Lucy Restaurant, Yountville
Lucy Restaurant, Yountville
By Ashok Khanna
Also Posted on bestofsfbayarea.com
In 2009, Bardessono Hotel entered a crowded field of luxury inns and hotels in Yountville, a prime tourist destination. Its distinctive modern design with clean lines and use of glass and salvaged wood emphasizes sustainability. Indeed, it was awarded a Platinum LEED (leadership in energy and environmental design), the highest level.
Bardessono Interior Lounge
Its restaurant, Lucy, vies with a congestion of illustrious restaurants in the small town, including three by Thomas Keller, one of the best chefs in the US. Conforming to the hotel’s premise, Lucy’s Garden, located on-site, provides fresh organic vegetables. Suppliers of other ingredients are carefully chosen for quality and compatibility with its approach and are located nearby, whenever possible.
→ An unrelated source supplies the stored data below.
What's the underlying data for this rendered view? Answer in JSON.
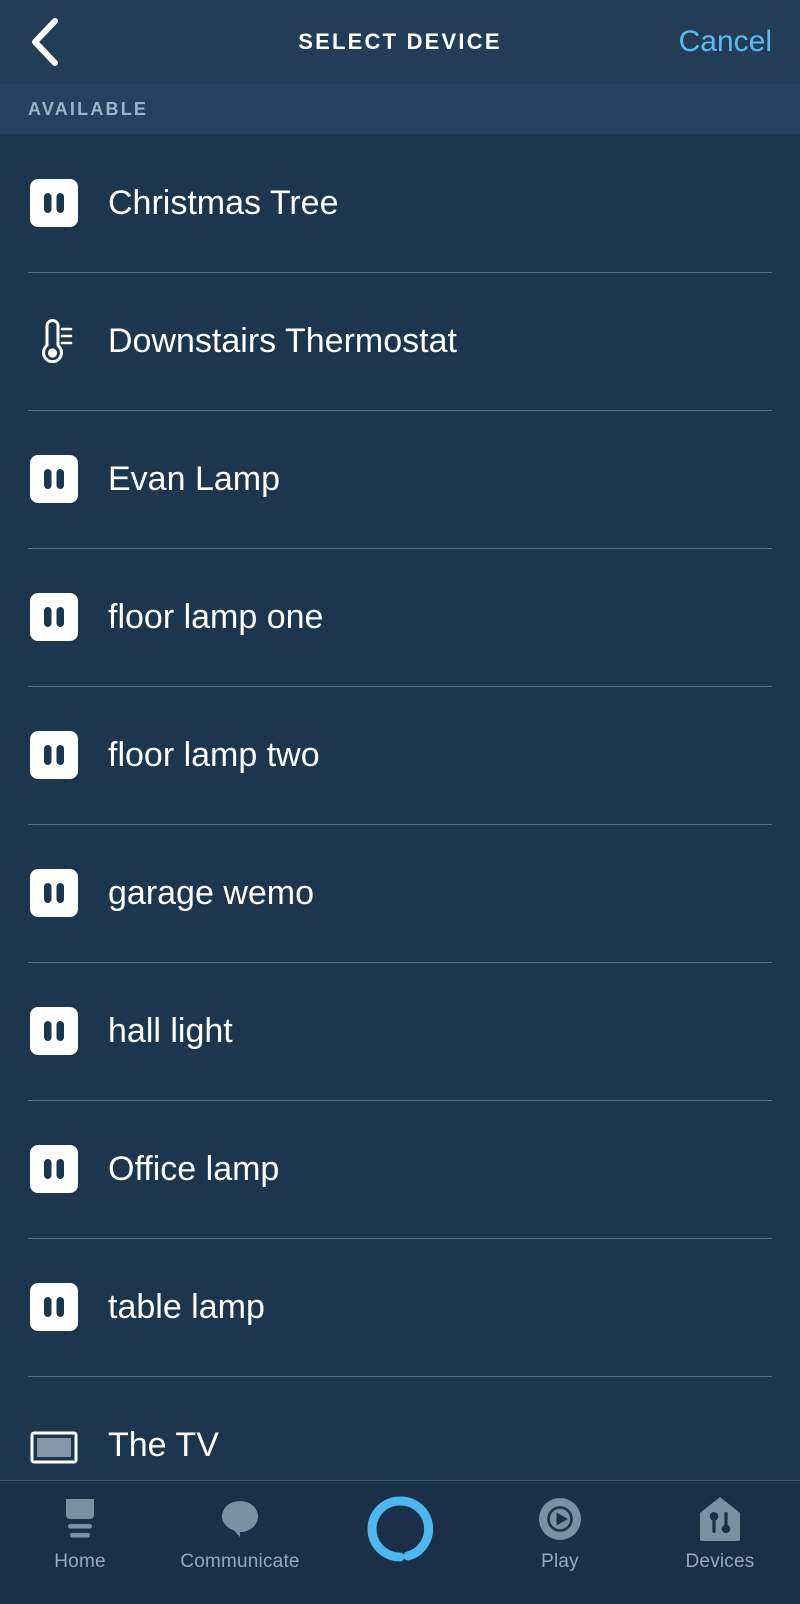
{
  "header": {
    "title": "SELECT DEVICE",
    "back_icon": "chevron-left-icon",
    "cancel_label": "Cancel"
  },
  "section": {
    "label": "AVAILABLE"
  },
  "devices": [
    {
      "name": "Christmas Tree",
      "icon": "smart-plug-icon"
    },
    {
      "name": "Downstairs Thermostat",
      "icon": "thermostat-icon"
    },
    {
      "name": "Evan Lamp",
      "icon": "smart-plug-icon"
    },
    {
      "name": "floor lamp one",
      "icon": "smart-plug-icon"
    },
    {
      "name": "floor lamp two",
      "icon": "smart-plug-icon"
    },
    {
      "name": "garage wemo",
      "icon": "smart-plug-icon"
    },
    {
      "name": "hall light",
      "icon": "smart-plug-icon"
    },
    {
      "name": "Office lamp",
      "icon": "smart-plug-icon"
    },
    {
      "name": "table lamp",
      "icon": "smart-plug-icon"
    },
    {
      "name": "The TV",
      "icon": "tv-icon"
    }
  ],
  "bottom_nav": [
    {
      "label": "Home",
      "icon": "home-speaker-icon"
    },
    {
      "label": "Communicate",
      "icon": "speech-bubble-icon"
    },
    {
      "label": "",
      "icon": "alexa-ring-icon"
    },
    {
      "label": "Play",
      "icon": "play-circle-icon"
    },
    {
      "label": "Devices",
      "icon": "devices-house-plug-icon"
    }
  ],
  "colors": {
    "header_bg": "#233d59",
    "band_bg": "#264260",
    "list_bg": "#1d3650",
    "nav_bg": "#1a3048",
    "accent_blue": "#5bbcef",
    "text_primary": "#ffffff",
    "text_muted": "#9aa8b8",
    "divider": "#8fa3b6"
  }
}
Lucy’s Executive Chef is Victor Scargle, bestowed a 3.5 star rating from the San Francisco Chronicle at when he was at Copia. Earlier he spent five years with the Michael Mina group, including at Aqua in San Francisco and Pisces in Burlingame. On the Sunday that my daughter and I had dinner there, Alfredo Cortez, the Chef de Cuisine, was in-charge of the kitchen. He has served as the chef in other Napa Valley restaurants, including Boon Fly Café at the Carneros Inn and Hog Island Oyster Company in the Oxbow Public Market.
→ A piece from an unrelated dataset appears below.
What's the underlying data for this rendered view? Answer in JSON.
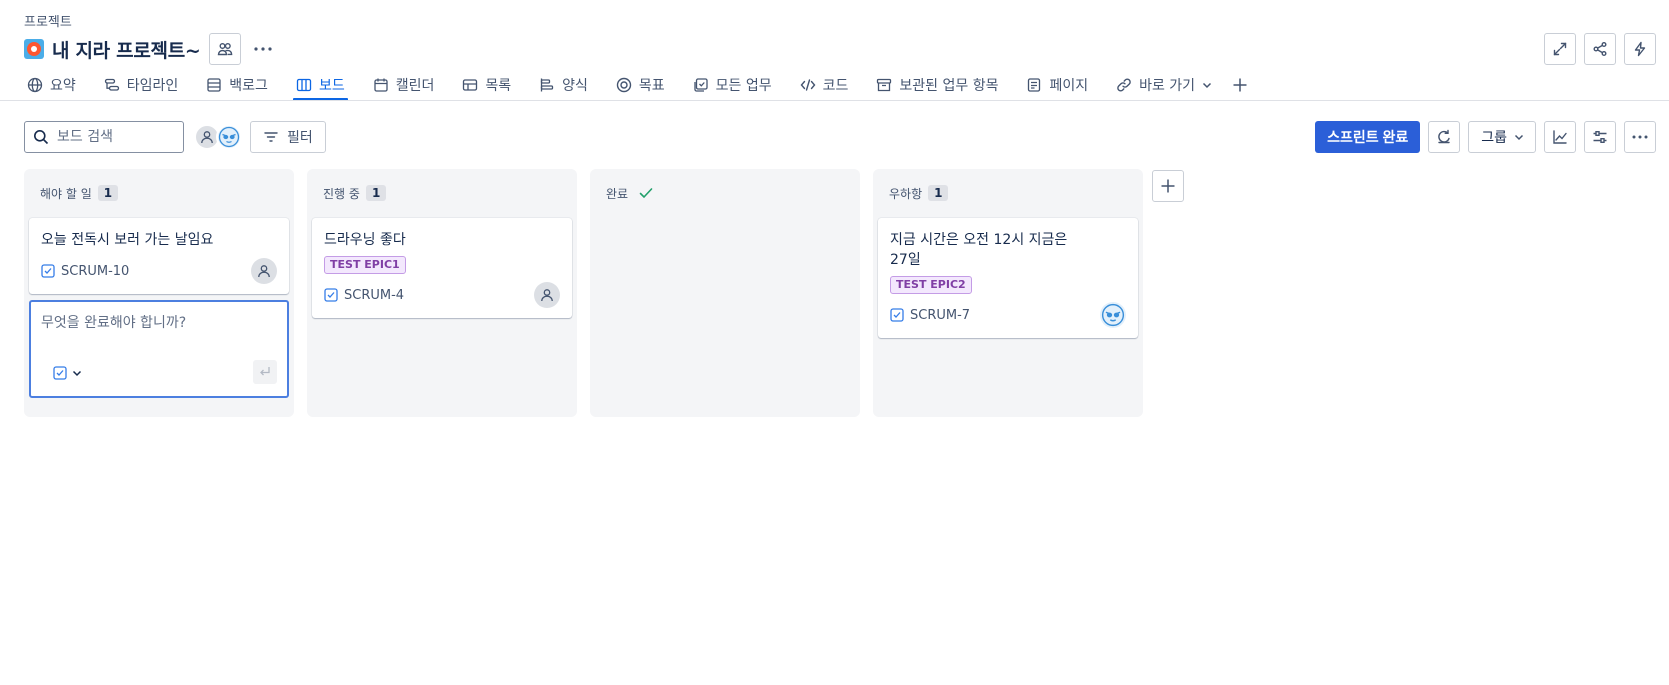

From the online reservation, the restaurant knew that our visit was to celebrate my birthday. We were seated in the patio where there were about ten tables, between buildings with green vegetation along the walls. Servers brought complimentary flutes of sparkling wine to toast my anniversary. Then came a variety of sliced breads and butter with a streaks of black sea salt morsels that added to the taste. While looking through the interesting menu, we were served an amuse-bouche (a bite-sized starter), a shot glass of chilled pureed tomato with shrimp, lemon oil and basil aioli floating on top, a refreshing shooter.
My daughter’s sweet corn soup was thick and creamy with the panna cotta mixed in, and indeed sweet, a blend of fresh corn with just a hint of basil. For main dishes, the menu provides an option of two portion sizes, the smaller priced at about half the larger. Her order of a small plate of Alaskan Halibut was perfectly poached in grape seed oil with beans, cucumber salad and herbs. The light sauce and vegetables flavored the fish gently.
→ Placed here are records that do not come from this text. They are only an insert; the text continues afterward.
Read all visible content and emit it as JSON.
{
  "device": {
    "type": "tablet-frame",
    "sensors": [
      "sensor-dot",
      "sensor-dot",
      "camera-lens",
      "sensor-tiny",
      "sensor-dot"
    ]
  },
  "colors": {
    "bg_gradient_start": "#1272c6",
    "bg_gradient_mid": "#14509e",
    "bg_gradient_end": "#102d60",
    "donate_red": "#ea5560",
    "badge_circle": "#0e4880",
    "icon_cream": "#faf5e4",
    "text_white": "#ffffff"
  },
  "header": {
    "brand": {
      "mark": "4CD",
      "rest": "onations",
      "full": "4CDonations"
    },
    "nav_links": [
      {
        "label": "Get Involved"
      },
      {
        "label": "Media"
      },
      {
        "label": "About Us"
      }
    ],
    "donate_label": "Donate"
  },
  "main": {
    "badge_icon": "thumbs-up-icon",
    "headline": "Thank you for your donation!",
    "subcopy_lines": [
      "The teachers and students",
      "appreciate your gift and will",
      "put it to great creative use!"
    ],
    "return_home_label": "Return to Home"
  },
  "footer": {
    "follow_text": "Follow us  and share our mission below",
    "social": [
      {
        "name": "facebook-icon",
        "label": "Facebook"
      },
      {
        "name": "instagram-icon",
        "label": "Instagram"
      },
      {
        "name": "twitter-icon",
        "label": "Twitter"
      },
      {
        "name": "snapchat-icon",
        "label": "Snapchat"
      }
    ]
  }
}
I opted for the Sunday supper prix fixe menu of four courses for $45. In the cucumber salad with tomatoes and lemon pepper chevre, the tomatoes stood out, reminiscent of those in Italy, the best I’ve had in a long time. The wild king salmon was moist and infused with dark caramelized sherry jus and crushed almonds. The risotto had generous pieces of lobster and was prepared in a broth flavored with white wine and herbs that seeped into the rice and adhered to the lobster, giving it rich substance.
I shared the dessert with my daughter, a couer la crème (usually a heart-shaped, unbaked cheese cake without a crust), that despite its name was not heart-shaped and sat on vanilla shortbread cookie surrounded by blueberries. The cheese was light as a feather and the cookie crumbled in it, lending it texture, with the blueberries adding a fresh, fruity sweetness—a fitting finish to a sumptuous birthday repast.
To synchronize with the restaurant’s name, I ordered a Lucy Rose made of pinot noir grapes by Pisoni, a winery in Monterey County. It was light strawberry in color with a brisk, dry taste. It paired well with my salad and risotto, but was too light for the salmon and sherry sauce. The prix fixe menu offers a wine pairing with each course for an additional $20.
The waiter and other service staff were courteous, knowledgeable, efficient and unobtrusive, appropriate for the occasion. Lucy is definitely holding its own in Yountville.
Lucy is located in the Bardessono Hotel, 6526 Yount Street, Yountville. Website: www.bardessono.com/restaurant_bar. Telephone: 707-204-6030. Valet parking is complementary.